Statistical fixation map for spatially normalized items and late fixations
The syntax imap(600, 800, 1, 2, 3, 4, [1:10], [], 10, 1, 2, 0, [6:15]) would also be also accepted.
This example reveals fewer surrounding fixations related to image exploration. In contrast, only a central hotspot is present, showing that most of the “late” fixations are on the target. This example also shows that it is possible to extract individual or a series of fixations for an eye movement analysis with iMap.
Example 3
This example uses data collected during an experiment using eye movements and a memory task similar to the one described in Harkin and Kessler (2009).
This experiment involved learning letter positions on a 2 x 3 grid, testing high- versus low-checking participants who were presented correct versus incorrect probes (see Fig. 10). The experiment was presented with E-Prime. The raw data were recorded in SR Research’s .edf format and then preprocessed using the SR Research DataViewer, with the fixation report exported in .txt format. The memorytask.m function prepares the data for analysis and runs iMap. The screen-based coordinates are also centered on the stimulus.

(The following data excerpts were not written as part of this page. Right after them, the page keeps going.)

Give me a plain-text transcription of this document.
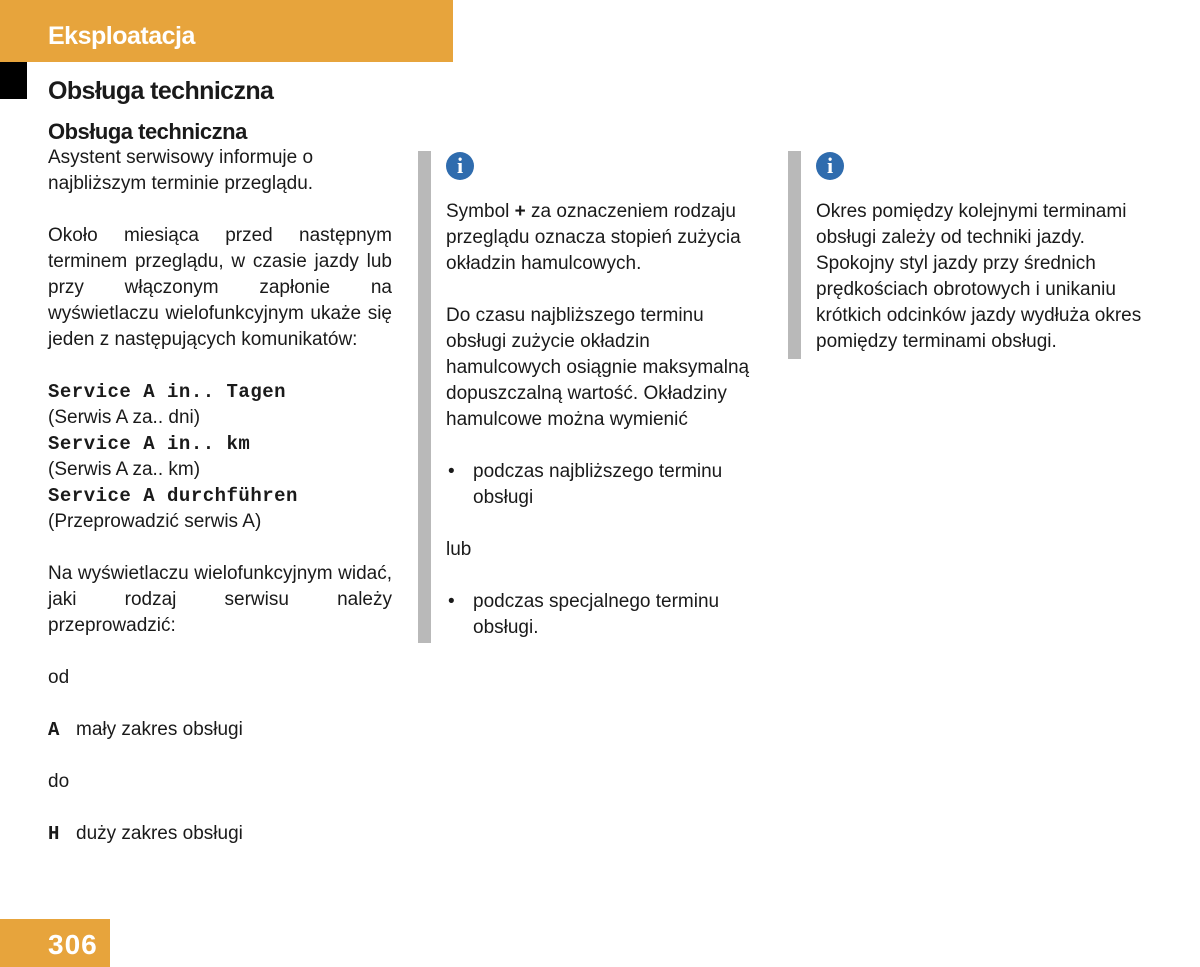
Eksploatacja
Obsługa techniczna

Obsługa techniczna

Asystent serwisowy informuje o najbliższym terminie przeglądu.

Około miesiąca przed następnym terminem przeglądu, w czasie jazdy lub przy włączonym zapłonie na wyświetlaczu wielofunkcyjnym ukaże się jeden z następujących komunikatów:

Service A in.. Tagen

(Serwis A za.. dni)

Service A in.. km

(Serwis A za.. km)

Service A durchführen

(Przeprowadzić serwis A)

Na wyświetlaczu wielofunkcyjnym widać, jaki rodzaj serwisu należy przeprowadzić:

od

A mały zakres obsługi

do

H duży zakres obsługi
i

Symbol + za oznaczeniem rodzaju przeglądu oznacza stopień zużycia okładzin hamulcowych.

Do czasu najbliższego terminu obsługi zużycie okładzin hamulcowych osiągnie maksymalną dopuszczalną wartość. Okładziny hamulcowe można wymienić

• podczas najbliższego terminu obsługi

lub

• podczas specjalnego terminu obsługi.
i

Okres pomiędzy kolejnymi terminami obsługi zależy od techniki jazdy. Spokojny styl jazdy przy średnich prędkościach obrotowych i unikaniu krótkich odcinków jazdy wydłuża okres pomiędzy terminami obsługi.

306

Presentation of the stimuli used in Example 3 and the time course of the trials
The preparation code (memorytask.m) allows for considering specific conditions. We can specify Probe 1 as a correct or incorrect probe (corP1 or incorP1) and several time periods (Period 1 < 2 s; 2 s < Period 2 < 4 s; 4 s < Period 3). The fixation maps reveal specific patterns for each time period.
Figure 11 shows the fixation pattern for the learning stage (period), regardless of the probe correctness or the participant group (note that a specific analysis showed no effect of these factors during learning). We used the following function:
imap(396, 288, 1, 2, 3, 4, [lowcheck highcheck], [], 10, 1, 1).
Fixation map of the learning stage, calculated across all participants and probe conditions
These data clearly show that the central fixation cross appearing before the beginning of the trial impacted on the fixation pattern. In such experimental situations (with no randomization of stimulus location and identical first fixation locations for all the trials), it is recommended that the first fixation be excluded. Figure 12 presents the same analysis when the first fixation was excluded, by using the following parameters in the input of the iMap function:
imap(396, 288, 1, 2, 3, 4, [lowcheck highcheck], [], 10, 1, 2).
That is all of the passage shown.